BioGaia's drops could lower 'preemie' infections

By Clarisse Douaud

- Last updated on GMT

Related tags Childbirth Preterm birth

An Italian study found Swedish biotech BioGaia's proprietary
Reuteri drops reduced the infections caused by bacteria and yeast
in prematurely born infants significantly more than another
probiotic used - a finding that could have implications for the
increasing rate of US babies born preterm.

The study was performed on premature infants at Catania University Hospital's Department of Neonatal Intensive Care, using lactobacillus reuteri protectis​ (Reuteri), and is being submitted for publication. Prematurely born infants are at risk of infection and in neonatal intensive care wards this can affect 25-40 percent of infants.

Not only could the findings of the Italian study potentially lower health care costs in the future, but they could also have positive implications for the use of probiotics on premature infants in the US - where the concept of 'friendly bacteria' has not grown to the same extent as in Europe.

"North America's different in the sense that awareness of probiotics is behind compared to Europe,"​ BioGaia senior vice president of research Eamon Connolly told But this could change if, among other factors, preterm babies are to benefit.

In 2003, one in eight babies was born preterm in the US - up 12 percent from 1993 - according to the March of Dimes Birth Defects Foundation.

Apart from the effects of the probiotic, the benefit of the Reuteri drops is that they are easy to give to babies. "BioGaia developed the Drops as a covenient delivery system for infants - 5 drops per day,"​ said Connolly.

In the Italian study 184 premature babies admitted to the neonatal intensive care unit immediately after delivery were randomly allocated to one of three groups: 67 babies received BioGaia Reuteri drops, 55 babies received another probiotic, lactobacilus rhamnosus GG (LGG), and 62 babies were treated with the normal treatment (control group).

In both groups receiving daily probiotics, the risk of infection by yeast (candida) was reduced. In the control group, 6.4 percent of the infants had infections compared to 1.4 percent in the Reuteri group and 3.6 percent in the LGG group.

The incidence of bacterial infections was also reduced in the probiotic groups compared to the control group: 1.4 percent in the Reuteri group, 3.6 percent in the LGG group and 9.6 percent in the control group.

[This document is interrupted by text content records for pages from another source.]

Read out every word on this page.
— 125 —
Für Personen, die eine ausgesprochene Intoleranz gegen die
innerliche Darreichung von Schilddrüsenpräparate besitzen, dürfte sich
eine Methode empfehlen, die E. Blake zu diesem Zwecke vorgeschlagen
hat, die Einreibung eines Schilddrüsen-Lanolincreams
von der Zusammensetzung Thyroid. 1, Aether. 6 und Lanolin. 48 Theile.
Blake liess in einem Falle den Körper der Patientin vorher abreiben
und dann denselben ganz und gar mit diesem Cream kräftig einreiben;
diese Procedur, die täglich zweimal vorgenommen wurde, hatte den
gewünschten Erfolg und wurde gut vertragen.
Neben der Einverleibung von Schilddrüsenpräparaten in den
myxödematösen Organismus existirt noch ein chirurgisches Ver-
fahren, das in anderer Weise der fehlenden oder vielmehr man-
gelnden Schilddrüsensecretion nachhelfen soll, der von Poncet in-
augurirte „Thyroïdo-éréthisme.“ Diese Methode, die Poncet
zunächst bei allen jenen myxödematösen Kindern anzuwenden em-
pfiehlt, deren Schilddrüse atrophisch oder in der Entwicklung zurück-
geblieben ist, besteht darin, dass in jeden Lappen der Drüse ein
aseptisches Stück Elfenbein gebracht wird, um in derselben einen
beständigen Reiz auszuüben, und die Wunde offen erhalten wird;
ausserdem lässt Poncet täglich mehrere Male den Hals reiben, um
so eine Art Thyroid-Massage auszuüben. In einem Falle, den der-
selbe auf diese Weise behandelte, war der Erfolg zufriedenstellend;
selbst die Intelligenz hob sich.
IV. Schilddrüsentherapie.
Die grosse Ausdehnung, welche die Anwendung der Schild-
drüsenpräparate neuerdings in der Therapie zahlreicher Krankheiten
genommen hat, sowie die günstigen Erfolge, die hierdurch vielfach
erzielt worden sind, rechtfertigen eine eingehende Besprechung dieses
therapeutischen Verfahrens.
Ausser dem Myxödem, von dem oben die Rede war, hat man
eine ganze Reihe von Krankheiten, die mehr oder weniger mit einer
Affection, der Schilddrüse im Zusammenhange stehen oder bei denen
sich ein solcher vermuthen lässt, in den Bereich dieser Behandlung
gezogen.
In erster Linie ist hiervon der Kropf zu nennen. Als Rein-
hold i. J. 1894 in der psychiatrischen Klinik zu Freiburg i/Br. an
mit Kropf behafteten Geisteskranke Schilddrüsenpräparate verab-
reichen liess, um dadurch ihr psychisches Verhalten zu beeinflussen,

The Reuteri group displayed further effects such as an earlier weaning from intravenous nutrition to normal feeding and markedly fewer infants were affected by gastro-intestinal problems, when compared to the control group.

Gastro-intestinal symptoms were observed in 2 of 67 infants that were given Reuteri compared to 14 of 55 in the LGG group and 27 of 62 in the control group.

BioGaia says it did not commission the study.

"The Reuteri drops product is available in the Italian market and this led to the interest of the study centre,"​ said Connolly. "BioGaia did not support the study but the investigators did have contact with our licencees Noos, who market the product in Italy."